Regina Leader-Post

Snake venom could be the next miracle drug

- TOM BLACKWELL

Canadian and French scientists say they may have found an unlikely treatment for the scourge of cystic fibrosis: a protein extracted from the venom of certain rattlesnak­es.

Early lab and animal experiment­s suggest the snake poison can counteract the chief genetic mutation linked to the disease, a new study reveals.

But it turns out to be just the latest developmen­t in a little-known branch of biomedical science that is transformi­ng some of the most lethal and feared of animals into potential healers.

Researcher­s in Canada and elsewhere have tested the “rich” trove of chemicals in various serpent venom as possible therapies for heart failure, heart attacks, breast cancer, leukemia, bacterial infection and even severe pain.

If snake oil was once synonymous with quack medicine, science could make snake toxin a source of legitimate hope for patients.

“Venom has an amazing amount and variety of toxins, and their effect is really mind-boggling, how many things they can be used for,” said professor Gergely Lukacs, a McGill University biochemist who was part of the cystic fibrosis study. “Nature, it has unlimited potential to generate these tricky molecules.”

A leading Toronto-based scientist, meanwhile, is involved in developing a promising new drug for treating the blood clots that can lead to heart attacks and strokes, with the help of snakes.

Anfibatide is based on a protein purified from the venom of the southeast Asian viper, a nasty specimen nicknamed the “hundred pacer” for the distance that bite victims reach before collapsing.

Results of lab and mice tests published by Dr. Heyu Ni of St. Michael’s Hospital caused a stir two years ago, suggesting the drug was effective at curbing the clumping together of blood platelets — and thus at breaking up clots — seemingly without the increased risk of bleeding that comes with current blood thinners.

Now he is analyzing data from a just-completed phase-two trial involving patients in China at risk of heart attack.

“We do not fully understand some conditions,” Ni said in an interview Friday. “(But) we can learn from these animals, use their products to treat our own problems.”

Much of the research on snake poison is at a relatively early stage — laboratory or animal experiment­s — though another venom-derived clot-busting drug, Integrilin, is already on the market. And the widely used ACE-inhibitor hypertensi­on pills were inspired by the poison of Brazilian pit vipers — whose victims drop almost instantly from plunging blood pressure.

Scientists have found viper toxins to be a surprising­ly complex substance.

Venom was actually a key milestone in the evolution of snakes, which previously could subdue prey only “mechanical­ly” — that is, by squeezing, notes Spanish biologist Juan Calvete in a 2013 paper. New, “advanced” serpents had poisons with a blend of ingredient­s able to immobilize, paralyze, kill and digest their would-be meals, he writes.

That venom is a “rich source of natural, multifunct­ional proteins,” says the cystic fibrosis (CF) paper just published by Lukacs and a team headed by biochemist Grazyna Faure-Kuzminska of Paris’s Institut Pasteur.

Discoverin­g that one of those proteins could be useful in fighting CF is significan­t. Treatment of the disease has improved — extending patients’ average life expectancy to 50 years — but no drug effectivel­y combats the underlying causes.

The new research suggests the protein CB purified from the South American rattlesnak­e has a “new and unexpected” ability to both correct the genetic defect behind cystic fibrosis and spur proper functionin­g of the gene.

Its effect in humans may turn out to be minimal, but the venom experiment­s revealed a new pathway for targeting the condition’s genetic origin that seems promising, said Lukacs.
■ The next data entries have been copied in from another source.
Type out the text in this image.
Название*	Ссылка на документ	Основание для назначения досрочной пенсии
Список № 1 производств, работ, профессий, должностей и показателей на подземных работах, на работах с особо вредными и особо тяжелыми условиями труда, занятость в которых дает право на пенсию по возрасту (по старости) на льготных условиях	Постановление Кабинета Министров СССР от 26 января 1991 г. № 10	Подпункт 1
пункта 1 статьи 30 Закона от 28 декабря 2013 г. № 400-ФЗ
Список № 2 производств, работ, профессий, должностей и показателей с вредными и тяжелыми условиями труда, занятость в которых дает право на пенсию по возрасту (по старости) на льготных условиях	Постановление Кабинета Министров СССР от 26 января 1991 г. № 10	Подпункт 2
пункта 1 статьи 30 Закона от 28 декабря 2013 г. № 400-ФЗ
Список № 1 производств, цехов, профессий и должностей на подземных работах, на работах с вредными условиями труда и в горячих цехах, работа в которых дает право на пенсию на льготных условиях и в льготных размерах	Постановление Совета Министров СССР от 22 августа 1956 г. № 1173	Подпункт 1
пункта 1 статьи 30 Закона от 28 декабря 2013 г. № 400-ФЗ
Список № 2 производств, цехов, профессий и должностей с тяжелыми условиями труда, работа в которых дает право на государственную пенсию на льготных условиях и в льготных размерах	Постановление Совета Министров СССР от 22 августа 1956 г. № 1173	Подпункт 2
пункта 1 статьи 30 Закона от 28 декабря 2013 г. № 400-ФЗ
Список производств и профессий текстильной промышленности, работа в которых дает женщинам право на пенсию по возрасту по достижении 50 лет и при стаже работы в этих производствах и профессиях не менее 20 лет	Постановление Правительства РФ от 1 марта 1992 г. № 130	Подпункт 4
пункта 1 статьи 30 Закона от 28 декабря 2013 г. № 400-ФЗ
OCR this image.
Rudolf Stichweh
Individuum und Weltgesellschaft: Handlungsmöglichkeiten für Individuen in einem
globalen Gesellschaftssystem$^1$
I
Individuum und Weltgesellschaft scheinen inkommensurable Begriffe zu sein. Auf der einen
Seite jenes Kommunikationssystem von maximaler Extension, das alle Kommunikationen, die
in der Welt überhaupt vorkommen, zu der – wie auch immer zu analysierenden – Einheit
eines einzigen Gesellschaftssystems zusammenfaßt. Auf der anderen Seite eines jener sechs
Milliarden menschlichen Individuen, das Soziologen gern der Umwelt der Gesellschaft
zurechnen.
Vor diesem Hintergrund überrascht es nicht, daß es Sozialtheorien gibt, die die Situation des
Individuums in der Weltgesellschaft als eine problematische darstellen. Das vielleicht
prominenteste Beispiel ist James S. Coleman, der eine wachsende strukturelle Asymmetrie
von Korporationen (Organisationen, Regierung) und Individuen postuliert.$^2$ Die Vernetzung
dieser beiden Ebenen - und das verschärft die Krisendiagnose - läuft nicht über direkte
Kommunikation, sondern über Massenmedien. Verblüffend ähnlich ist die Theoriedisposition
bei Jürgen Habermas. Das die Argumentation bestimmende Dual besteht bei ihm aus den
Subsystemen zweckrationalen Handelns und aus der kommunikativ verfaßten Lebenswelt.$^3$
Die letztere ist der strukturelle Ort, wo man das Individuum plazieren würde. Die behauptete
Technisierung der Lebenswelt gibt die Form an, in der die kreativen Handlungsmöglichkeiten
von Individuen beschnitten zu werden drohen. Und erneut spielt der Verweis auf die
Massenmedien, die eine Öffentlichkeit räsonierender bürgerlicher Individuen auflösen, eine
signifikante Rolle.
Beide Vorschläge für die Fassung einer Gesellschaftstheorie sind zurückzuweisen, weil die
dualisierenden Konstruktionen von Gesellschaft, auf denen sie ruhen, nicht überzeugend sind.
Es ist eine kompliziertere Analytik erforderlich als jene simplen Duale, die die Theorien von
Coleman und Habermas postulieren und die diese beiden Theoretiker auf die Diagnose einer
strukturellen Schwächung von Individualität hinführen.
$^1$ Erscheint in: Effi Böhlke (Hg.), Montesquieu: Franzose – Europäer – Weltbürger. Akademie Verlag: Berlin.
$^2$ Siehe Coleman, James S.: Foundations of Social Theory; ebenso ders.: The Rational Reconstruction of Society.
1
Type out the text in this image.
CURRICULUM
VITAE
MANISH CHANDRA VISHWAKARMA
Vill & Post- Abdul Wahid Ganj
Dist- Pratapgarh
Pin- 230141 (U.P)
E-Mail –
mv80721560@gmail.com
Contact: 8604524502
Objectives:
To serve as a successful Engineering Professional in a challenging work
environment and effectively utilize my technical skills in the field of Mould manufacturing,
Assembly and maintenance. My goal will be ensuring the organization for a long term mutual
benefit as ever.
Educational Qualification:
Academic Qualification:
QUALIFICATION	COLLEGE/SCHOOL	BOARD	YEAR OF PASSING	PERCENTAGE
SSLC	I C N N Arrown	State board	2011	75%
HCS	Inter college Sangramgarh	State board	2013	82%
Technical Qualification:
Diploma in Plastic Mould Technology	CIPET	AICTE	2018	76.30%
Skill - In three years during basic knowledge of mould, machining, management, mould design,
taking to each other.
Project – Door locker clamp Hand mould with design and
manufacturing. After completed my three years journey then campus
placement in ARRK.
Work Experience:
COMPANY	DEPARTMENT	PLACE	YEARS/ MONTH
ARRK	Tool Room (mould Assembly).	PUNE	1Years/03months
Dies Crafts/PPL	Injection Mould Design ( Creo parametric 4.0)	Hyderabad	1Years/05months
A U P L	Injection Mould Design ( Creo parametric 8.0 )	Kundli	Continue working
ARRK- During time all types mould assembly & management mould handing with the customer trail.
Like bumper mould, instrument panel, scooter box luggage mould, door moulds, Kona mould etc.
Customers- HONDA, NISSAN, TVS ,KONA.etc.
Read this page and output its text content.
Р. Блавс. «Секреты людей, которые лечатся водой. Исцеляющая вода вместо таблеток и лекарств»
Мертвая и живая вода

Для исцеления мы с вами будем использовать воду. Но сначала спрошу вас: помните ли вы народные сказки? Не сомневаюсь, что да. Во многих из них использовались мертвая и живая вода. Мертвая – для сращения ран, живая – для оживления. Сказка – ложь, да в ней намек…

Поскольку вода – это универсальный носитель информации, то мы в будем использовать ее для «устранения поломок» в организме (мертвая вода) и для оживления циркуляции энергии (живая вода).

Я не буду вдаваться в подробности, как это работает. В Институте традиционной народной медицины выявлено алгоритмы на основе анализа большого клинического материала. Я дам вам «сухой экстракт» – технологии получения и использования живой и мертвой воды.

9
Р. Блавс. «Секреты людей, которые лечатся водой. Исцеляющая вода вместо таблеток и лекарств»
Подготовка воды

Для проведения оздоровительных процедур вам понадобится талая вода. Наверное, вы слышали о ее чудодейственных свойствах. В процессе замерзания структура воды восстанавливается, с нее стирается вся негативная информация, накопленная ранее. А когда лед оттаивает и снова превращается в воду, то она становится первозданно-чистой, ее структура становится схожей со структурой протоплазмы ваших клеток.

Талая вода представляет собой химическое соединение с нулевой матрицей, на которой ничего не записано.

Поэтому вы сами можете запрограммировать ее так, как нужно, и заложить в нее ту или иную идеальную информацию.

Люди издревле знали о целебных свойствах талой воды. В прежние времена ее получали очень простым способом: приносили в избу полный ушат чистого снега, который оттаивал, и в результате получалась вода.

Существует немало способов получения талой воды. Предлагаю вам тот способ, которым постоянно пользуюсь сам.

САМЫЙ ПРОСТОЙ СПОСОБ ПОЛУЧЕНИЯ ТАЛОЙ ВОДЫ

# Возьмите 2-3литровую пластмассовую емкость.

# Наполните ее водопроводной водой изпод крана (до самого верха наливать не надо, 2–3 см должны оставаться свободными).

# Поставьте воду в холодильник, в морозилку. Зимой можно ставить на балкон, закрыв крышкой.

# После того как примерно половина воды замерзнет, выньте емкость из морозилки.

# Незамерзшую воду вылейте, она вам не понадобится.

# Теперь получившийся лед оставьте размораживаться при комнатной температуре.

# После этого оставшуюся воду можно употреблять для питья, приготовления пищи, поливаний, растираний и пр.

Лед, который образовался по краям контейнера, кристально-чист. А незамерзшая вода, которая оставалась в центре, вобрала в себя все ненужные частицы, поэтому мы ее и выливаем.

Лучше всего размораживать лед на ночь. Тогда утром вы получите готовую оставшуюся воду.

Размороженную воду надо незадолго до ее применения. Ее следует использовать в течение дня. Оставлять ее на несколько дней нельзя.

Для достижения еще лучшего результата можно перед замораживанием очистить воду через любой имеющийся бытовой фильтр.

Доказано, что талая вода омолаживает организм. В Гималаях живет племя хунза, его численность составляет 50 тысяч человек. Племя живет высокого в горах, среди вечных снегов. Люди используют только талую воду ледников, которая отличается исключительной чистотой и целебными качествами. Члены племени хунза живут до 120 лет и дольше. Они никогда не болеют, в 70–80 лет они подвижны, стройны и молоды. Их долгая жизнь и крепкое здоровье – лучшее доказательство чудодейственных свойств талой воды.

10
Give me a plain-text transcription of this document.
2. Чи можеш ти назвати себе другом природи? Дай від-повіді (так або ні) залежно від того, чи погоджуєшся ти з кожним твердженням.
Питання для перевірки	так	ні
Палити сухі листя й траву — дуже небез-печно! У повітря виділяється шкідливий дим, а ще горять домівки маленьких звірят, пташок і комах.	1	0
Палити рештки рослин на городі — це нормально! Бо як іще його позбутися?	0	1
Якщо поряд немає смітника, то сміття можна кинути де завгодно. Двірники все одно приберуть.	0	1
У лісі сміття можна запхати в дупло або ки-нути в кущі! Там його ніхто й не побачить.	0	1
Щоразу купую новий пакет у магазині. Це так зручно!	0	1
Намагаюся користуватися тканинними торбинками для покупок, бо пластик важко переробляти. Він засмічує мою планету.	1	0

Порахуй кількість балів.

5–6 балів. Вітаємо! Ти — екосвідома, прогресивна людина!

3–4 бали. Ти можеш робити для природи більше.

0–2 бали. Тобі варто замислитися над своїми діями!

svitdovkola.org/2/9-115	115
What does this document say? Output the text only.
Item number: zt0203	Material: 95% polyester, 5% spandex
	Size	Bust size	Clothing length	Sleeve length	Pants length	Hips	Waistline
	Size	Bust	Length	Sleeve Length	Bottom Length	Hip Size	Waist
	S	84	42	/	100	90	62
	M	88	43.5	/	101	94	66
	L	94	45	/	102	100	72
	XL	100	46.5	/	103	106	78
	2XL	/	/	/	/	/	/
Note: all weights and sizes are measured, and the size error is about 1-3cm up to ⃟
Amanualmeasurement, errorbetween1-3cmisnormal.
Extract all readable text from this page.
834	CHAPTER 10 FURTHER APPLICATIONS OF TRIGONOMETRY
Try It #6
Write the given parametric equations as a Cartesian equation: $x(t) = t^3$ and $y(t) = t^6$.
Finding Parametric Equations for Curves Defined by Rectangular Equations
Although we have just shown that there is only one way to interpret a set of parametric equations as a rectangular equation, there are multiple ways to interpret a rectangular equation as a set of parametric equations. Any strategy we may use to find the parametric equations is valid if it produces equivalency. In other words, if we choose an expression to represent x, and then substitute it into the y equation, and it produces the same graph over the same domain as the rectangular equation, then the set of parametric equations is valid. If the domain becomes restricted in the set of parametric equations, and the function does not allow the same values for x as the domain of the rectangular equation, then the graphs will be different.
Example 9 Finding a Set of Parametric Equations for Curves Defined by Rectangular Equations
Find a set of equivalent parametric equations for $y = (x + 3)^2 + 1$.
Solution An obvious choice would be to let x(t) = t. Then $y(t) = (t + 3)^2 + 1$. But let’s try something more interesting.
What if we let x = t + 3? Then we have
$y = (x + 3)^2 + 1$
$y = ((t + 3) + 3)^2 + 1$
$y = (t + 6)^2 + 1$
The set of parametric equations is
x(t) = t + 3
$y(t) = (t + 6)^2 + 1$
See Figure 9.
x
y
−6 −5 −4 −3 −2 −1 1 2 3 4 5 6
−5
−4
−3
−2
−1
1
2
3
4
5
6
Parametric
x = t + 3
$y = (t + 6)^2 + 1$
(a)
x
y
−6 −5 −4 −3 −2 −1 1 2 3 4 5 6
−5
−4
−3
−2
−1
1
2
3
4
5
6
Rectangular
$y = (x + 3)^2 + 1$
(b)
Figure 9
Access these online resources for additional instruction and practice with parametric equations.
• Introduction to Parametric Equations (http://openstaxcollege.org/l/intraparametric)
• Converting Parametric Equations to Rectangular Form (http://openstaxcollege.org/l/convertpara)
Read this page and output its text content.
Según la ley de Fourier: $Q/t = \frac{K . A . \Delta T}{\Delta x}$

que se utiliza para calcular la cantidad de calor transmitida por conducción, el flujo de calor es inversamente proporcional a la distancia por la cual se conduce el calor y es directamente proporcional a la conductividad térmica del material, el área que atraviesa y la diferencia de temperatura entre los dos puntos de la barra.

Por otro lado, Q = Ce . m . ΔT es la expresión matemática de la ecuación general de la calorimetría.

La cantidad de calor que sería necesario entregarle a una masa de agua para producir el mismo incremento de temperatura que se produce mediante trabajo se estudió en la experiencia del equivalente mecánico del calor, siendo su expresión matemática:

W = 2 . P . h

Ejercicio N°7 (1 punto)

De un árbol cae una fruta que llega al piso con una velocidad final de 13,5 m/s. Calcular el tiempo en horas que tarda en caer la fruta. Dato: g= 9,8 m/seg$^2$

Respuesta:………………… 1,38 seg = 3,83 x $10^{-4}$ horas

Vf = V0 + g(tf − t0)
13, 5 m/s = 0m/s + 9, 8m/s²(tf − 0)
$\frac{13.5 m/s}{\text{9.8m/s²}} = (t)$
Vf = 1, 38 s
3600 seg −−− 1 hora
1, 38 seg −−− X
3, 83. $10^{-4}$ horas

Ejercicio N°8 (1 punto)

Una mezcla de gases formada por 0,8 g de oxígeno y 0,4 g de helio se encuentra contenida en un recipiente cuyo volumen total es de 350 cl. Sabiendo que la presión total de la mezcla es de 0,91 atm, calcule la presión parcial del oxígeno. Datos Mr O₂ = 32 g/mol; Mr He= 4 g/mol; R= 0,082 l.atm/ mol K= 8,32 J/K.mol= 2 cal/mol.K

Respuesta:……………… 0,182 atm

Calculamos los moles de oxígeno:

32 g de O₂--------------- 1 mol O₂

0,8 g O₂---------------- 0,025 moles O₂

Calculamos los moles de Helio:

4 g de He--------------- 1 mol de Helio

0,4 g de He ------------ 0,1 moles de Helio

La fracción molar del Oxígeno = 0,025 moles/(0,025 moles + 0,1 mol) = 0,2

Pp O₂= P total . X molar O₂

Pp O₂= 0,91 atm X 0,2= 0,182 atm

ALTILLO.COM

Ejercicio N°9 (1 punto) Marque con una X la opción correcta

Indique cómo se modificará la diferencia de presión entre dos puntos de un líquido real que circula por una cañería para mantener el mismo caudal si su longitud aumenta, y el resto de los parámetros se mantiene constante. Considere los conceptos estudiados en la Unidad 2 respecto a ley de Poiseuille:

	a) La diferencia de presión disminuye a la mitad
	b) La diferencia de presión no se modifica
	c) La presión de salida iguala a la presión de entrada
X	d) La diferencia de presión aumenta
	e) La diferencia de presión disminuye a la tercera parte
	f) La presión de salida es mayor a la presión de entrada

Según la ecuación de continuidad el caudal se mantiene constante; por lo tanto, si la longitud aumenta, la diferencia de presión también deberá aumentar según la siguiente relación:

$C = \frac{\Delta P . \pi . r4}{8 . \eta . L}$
In a 2013 article, pharmacolo­gist Chris Bladen of the University of Calgary hailed a very different role for reptile toxin: treating pain with venom from the black Mamba — sometimes called the world’s most-lethal snake.

Morphine in its various natural and synthetic forms is the “gold standard” of pain therapy, notes Bladen, but its potential to cause addiction and overdose has become tragically clear in Canada recently.

A French animal study suggested two peptides from Mamba poison — which the researcher­s call Mambalgins — curb pain effectivel­y but in a different way, avoiding opioid-type side effects, he says.

“Why these molecules have evolved in the venom of one of the deadliest snakes on Earth is unclear,” wrote Bladen. “It’s possible that Mambalgins (together with other ingredient­s in the poison) … help prevent prey from escaping.”

Among a number of findings related to cancer, a preliminar­y study published earlier this year suggested chemicals in the blunt-nosed viper’s venom curbed growth of colon-tumour cells.

And amid growing anxiety about antibiotic-resistant infections, another group reported evidence last year that proteins in the poison of Russell’s vipers could be a new type of bacteria killer.

It was a rare bit of good PR for the species. The dreaded viper is one of the main culprits in India’s vast snakebite problem, estimated to take 46,000 lives every year.